Real Estate law can be complicated and messy. This is because it is some of the oldest law and court cases in the United States, and it has changed significantly over the hundreds of years of our country’s existence. However, the supposed hallmark of our real estate law system is that all transactions are voluntary.
In other words, someone is looking to sell and another person is looking to buy. Unfortunately, for governmental purchases, the voluntary nature of real estate transactions is not always true.
Involuntary property seizure through eminent domain
If that last line confused you, that is understandable. For Indianians, the idea of the government coming into our home and taking it is horrifying. However, through the legal process known as eminent domain, the federal government, along with local and state governments, can and do routinely take citizens’ land and homes.
Eminent domain is in the Constitution
It may shock our readers, but eminent domain is actually a government constitutional right. The Fifth Amendment’s Takings Clause explains that no “private property [shall] be taken for public use, without just compensation.” This means that the government has the right to take your property, as long as it provides just compensation.

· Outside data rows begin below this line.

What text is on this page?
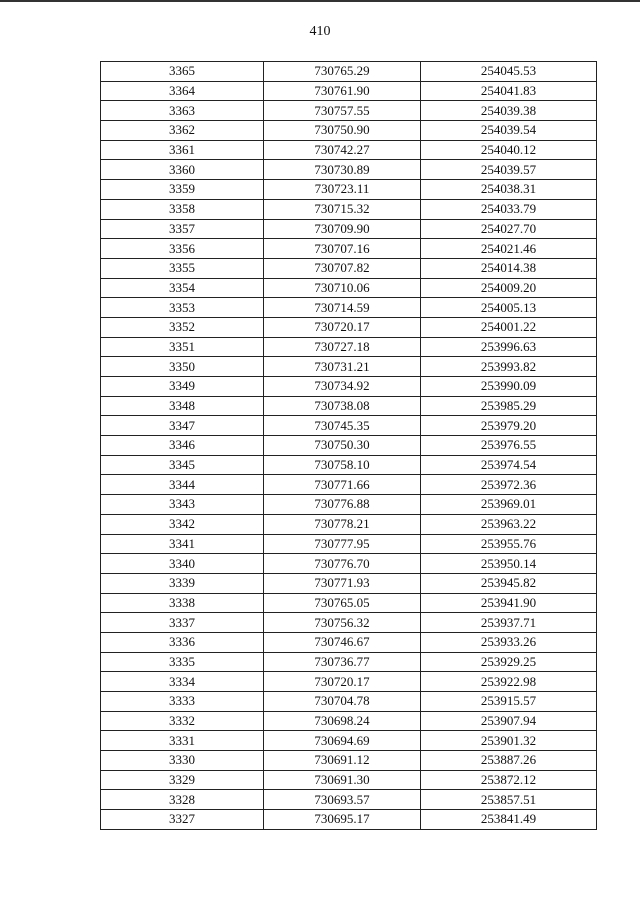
410
3365	730765.29	254045.53
3364	730761.90	254041.83
3363	730757.55	254039.38
3362	730750.90	254039.54
3361	730742.27	254040.12
3360	730730.89	254039.57
3359	730723.11	254038.31
3358	730715.32	254033.79
3357	730709.90	254027.70
3356	730707.16	254021.46
3355	730707.82	254014.38
3354	730710.06	254009.20
3353	730714.59	254005.13
3352	730720.17	254001.22
3351	730727.18	253996.63
3350	730731.21	253993.82
3349	730734.92	253990.09
3348	730738.08	253985.29
3347	730745.35	253979.20
3346	730750.30	253976.55
3345	730758.10	253974.54
3344	730771.66	253972.36
3343	730776.88	253969.01
3342	730778.21	253963.22
3341	730777.95	253955.76
3340	730776.70	253950.14
3339	730771.93	253945.82
3338	730765.05	253941.90
3337	730756.32	253937.71
3336	730746.67	253933.26
3335	730736.77	253929.25
3334	730720.17	253922.98
3333	730704.78	253915.57
3332	730698.24	253907.94
3331	730694.69	253901.32
3330	730691.12	253887.26
3329	730691.30	253872.12
3328	730693.57	253857.51
3327	730695.17	253841.49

Public use vs. just compensation
Many Indianapolis, Indiana, property owners believe that they can fight an eminent domain action by arguing that whatever the reason the government is claiming for the action is not public use. And, while your lawyer should and likely will make some argument on this point, unfortunately, the case law that has developed over the prior hundred years or so is not great for property owners.
Indeed, courts are so permissive that just about any use could qualify as a public use to justify taking your property. This can be a harsh reality, especially when the property has been in the family for generations, and the property owner does not agree with or will not get anything from the proposed public use.
As such, the vast majority of Indianapolis, Indiana, eminent domain cases are truly litigated over what qualifies as just compensation. Today, just compensation equates to fair market value (FMV). FMV is determined using the property’s current and any potential uses, what has been done to the property or on the property, the property’s size, access to the property, zoning and the property’s unique characteristics.
Both sides will submit their own evidence and experts to argue FMV, and the case will, generally, hinge on this information and testimony.